Carl picked at the dishes in front of him, cutting up a large, flat mushroom into tiny pieces and then burying them beneath the tumble of linguine. "I had to bring something, Van Helsing. Just to feel useful. Because…"

"You are useful, Carl," Gabriel said softly. "I'd be lost with­out you."

Carl abandoned the linguine and looked up. "Really?" He smiled, relieved. "That's good. I'd hate it if that demon decided to cut me open with its axe so it could drink my blood, like it did with that poor dog, just because my field­work skills aren't up to scratch."

Gabriel stared at him as Carl's words jogged something into place. "It wasn't drinking the dog's blood."

"Maybe because Signor Bonate interrupted its foul work."

"No." Gabriel shook his head. "I don't think it killed the dog as food. Not in the way we think about it, anyway."

Carl took another helping of gnocchi. "Really, Van Hel­sing?"

"Don't talk with your mouth full. No—the dog wasn't food. Its blood was."

"You mean—" Carl swallowed his food quickly and nearly choked. He grabbed for his wine-cup and took a gulp, then sat back in his chair and tried again. "You mean the demon was making a libation?"

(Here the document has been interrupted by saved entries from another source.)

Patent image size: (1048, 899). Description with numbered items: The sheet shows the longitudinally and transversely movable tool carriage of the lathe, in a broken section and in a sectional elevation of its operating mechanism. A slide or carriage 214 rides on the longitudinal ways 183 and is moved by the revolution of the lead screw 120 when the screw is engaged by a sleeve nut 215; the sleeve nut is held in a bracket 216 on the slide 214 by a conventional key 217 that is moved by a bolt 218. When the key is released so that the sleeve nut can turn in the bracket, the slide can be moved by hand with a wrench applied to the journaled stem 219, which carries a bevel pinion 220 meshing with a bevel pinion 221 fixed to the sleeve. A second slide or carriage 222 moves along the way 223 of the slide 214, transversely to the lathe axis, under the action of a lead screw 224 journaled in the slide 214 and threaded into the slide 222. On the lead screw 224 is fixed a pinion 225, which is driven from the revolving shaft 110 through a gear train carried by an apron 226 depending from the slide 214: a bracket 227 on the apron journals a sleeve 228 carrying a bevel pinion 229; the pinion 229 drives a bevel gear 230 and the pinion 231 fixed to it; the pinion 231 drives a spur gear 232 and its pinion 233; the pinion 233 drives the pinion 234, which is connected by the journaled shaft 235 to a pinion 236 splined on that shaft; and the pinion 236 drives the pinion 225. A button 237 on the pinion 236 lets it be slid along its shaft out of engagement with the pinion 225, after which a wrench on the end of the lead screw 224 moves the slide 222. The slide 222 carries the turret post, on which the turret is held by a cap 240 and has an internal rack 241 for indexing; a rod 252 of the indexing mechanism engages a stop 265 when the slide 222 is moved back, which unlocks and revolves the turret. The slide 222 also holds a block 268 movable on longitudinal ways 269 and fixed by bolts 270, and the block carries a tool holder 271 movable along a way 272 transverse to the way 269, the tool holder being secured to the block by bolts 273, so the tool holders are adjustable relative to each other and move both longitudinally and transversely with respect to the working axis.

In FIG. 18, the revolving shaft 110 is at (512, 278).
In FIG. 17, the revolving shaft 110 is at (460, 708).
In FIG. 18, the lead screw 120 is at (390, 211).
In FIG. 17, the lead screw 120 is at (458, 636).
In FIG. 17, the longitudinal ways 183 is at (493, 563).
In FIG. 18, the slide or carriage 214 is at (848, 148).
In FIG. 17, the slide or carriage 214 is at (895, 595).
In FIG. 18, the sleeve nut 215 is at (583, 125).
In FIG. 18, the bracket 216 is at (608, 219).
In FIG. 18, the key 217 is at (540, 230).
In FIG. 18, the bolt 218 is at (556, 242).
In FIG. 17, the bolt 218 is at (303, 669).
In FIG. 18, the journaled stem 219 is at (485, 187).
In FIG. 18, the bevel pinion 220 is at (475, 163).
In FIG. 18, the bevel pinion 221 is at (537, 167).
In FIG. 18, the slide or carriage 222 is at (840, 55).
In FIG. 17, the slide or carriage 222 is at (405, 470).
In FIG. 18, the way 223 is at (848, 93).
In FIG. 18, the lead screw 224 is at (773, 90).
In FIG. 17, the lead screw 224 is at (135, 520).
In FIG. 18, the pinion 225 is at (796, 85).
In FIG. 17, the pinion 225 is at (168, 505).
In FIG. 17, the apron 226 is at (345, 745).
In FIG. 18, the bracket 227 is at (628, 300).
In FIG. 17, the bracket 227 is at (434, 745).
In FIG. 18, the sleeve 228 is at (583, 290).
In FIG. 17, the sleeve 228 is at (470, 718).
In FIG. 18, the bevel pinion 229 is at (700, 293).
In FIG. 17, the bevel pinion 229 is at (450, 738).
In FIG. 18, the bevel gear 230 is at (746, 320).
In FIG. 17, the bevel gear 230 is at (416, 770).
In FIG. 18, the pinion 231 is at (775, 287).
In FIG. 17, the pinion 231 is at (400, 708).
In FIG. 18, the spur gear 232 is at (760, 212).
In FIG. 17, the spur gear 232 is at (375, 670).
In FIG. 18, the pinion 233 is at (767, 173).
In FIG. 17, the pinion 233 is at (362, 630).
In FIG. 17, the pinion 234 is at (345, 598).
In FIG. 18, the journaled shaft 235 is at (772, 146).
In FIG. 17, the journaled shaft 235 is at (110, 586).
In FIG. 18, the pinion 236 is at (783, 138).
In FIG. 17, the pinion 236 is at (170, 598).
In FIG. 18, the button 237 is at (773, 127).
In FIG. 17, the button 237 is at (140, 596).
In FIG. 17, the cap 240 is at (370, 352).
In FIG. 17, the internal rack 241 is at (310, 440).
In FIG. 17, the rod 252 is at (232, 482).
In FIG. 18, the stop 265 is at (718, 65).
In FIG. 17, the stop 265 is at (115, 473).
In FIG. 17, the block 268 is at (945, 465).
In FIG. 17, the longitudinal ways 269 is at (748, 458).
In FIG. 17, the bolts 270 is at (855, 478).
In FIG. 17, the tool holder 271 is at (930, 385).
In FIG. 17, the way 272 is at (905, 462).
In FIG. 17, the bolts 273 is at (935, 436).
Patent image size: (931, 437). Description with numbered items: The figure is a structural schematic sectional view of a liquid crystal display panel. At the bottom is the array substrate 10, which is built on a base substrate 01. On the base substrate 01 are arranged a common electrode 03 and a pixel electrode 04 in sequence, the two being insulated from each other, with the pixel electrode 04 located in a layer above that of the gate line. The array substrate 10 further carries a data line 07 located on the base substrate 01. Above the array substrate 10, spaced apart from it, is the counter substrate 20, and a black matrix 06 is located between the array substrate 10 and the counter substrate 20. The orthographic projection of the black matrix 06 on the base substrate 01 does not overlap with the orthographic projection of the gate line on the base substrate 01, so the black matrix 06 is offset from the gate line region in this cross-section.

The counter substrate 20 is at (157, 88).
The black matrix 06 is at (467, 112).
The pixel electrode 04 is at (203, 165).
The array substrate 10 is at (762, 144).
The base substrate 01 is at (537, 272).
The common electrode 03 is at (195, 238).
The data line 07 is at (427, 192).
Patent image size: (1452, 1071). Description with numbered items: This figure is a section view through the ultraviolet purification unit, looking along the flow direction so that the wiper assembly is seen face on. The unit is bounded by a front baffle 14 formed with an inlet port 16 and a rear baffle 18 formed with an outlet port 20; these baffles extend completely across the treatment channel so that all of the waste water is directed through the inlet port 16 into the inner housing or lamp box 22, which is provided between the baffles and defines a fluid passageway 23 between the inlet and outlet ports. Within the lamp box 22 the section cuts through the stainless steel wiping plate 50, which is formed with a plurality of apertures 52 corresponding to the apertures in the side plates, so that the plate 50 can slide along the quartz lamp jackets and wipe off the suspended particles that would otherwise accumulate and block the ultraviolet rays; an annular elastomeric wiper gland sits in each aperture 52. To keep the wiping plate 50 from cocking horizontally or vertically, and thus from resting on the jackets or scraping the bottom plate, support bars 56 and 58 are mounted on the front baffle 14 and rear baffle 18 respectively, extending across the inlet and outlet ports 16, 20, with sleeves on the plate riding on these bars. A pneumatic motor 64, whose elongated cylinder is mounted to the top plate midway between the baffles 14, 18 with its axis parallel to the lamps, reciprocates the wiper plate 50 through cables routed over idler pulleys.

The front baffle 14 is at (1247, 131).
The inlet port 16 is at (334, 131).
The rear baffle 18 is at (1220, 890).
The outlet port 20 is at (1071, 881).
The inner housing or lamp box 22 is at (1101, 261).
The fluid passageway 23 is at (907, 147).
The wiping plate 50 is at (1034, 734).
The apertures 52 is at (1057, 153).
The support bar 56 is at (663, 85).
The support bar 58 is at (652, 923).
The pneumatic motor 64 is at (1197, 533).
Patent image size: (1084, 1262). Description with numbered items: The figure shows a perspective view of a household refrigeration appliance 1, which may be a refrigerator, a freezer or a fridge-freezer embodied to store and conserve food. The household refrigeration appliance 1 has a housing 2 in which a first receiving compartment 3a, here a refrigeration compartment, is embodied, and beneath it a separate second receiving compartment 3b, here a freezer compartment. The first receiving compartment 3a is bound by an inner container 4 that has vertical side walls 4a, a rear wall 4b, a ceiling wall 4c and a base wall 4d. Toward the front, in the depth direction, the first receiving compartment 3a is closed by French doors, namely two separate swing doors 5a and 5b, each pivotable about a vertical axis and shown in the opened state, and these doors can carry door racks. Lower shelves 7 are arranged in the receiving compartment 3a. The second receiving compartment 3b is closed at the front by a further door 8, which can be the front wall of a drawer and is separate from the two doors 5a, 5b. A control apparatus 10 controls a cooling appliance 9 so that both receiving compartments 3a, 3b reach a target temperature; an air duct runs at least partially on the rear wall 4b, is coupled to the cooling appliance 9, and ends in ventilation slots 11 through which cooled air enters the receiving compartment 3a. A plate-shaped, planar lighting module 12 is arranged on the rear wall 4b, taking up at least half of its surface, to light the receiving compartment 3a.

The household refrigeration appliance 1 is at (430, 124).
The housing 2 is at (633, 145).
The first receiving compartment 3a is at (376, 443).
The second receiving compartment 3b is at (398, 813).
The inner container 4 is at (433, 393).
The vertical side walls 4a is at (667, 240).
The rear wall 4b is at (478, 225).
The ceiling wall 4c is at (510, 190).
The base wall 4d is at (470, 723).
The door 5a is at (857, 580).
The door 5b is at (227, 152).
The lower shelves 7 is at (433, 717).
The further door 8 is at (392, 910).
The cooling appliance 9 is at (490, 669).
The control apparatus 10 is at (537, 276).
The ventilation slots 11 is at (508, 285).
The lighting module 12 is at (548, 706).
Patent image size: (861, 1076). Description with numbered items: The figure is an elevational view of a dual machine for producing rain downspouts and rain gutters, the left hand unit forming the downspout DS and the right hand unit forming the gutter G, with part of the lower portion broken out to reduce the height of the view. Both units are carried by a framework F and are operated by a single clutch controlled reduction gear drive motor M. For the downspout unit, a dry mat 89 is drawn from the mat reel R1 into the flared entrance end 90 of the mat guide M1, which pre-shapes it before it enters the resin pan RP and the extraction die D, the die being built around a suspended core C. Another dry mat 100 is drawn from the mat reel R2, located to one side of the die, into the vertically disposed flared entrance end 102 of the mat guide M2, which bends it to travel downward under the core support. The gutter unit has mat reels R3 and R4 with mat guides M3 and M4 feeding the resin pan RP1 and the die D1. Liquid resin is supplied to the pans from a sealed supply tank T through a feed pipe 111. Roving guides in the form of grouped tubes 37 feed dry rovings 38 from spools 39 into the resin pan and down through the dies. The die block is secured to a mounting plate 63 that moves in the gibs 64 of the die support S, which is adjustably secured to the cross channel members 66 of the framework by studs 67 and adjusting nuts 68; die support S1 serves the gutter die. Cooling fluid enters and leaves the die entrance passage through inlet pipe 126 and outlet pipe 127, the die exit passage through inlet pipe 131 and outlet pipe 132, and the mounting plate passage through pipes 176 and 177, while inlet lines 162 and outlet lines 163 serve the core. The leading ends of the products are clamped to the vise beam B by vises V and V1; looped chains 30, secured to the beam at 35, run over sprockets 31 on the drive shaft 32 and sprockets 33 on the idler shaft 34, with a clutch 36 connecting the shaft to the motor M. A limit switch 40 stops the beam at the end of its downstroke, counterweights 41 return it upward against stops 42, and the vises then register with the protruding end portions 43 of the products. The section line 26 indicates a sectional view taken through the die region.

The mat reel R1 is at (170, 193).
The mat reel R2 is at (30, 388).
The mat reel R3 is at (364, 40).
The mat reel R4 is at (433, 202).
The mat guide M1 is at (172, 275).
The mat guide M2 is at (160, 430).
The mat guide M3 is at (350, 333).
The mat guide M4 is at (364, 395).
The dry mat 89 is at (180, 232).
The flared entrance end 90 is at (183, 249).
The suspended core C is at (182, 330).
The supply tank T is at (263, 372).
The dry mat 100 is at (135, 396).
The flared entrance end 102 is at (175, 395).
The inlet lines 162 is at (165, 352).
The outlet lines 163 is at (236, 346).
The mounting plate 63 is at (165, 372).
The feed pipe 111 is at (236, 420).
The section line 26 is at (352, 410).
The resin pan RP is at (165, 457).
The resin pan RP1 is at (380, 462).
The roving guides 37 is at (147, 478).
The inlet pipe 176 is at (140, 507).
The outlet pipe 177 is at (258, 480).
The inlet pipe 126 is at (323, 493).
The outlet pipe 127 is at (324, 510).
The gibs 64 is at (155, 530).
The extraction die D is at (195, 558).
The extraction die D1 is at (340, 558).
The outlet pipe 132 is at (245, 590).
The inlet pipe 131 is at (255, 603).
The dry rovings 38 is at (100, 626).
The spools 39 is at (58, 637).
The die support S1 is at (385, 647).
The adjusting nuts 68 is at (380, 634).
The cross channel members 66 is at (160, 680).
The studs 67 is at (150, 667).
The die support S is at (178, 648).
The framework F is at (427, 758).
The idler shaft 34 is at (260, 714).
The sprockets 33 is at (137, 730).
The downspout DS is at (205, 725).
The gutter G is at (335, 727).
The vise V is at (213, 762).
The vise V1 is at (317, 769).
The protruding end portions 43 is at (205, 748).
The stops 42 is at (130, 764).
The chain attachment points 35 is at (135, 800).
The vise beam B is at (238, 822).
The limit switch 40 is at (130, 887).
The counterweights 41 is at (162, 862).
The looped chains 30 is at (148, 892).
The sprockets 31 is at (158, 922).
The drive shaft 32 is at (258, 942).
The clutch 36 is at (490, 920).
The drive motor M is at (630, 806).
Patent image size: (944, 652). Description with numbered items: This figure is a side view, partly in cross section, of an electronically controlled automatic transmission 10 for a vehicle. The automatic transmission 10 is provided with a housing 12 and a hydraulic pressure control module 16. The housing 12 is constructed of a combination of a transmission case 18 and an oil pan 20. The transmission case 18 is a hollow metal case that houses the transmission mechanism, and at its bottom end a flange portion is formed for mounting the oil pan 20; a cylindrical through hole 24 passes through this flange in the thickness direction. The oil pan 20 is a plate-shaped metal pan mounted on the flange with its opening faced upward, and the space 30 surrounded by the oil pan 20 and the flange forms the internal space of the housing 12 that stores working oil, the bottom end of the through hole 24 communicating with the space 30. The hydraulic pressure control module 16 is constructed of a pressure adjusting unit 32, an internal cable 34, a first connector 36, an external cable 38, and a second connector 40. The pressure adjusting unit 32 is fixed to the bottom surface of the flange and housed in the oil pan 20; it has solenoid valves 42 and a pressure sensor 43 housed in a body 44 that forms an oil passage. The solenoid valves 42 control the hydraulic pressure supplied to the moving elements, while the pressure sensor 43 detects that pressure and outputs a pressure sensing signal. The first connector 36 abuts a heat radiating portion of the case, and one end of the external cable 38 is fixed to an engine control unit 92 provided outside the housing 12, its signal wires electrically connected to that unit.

"That's precisely what I think. It's just like transubstantia­tion—as the wafer and wine become the body and blood of Christ, giving spiritual nourishment to the living, so libation blood gives spiritual nourishment to the dead."

"But the Eucharist is never celebrated alone," Carl said, wide-eyed.

"And that's what I'm afraid of. Our demon could be the leader of a whole damn congregation of demons, all clam­ouring for their next drop of blood."

Gabriel set his cutlery down on top of the nearest plate and then got to his feet. "We should go to bed. There's no way of knowing what tomorrow will bring."

"Yes, we do," said Carl. He snatched up a final piece of gnocchi and popped it into his mouth, saying around it, "Tomorrow will bring blue demons with a liking for blood."

"I didn't need to be reminded of that, thank you."

"Peace, Van Helsing." Carl smiled. "Everything happens for a reason."

"Yeah," Gabriel said softly, as he turned away. "That's what they say."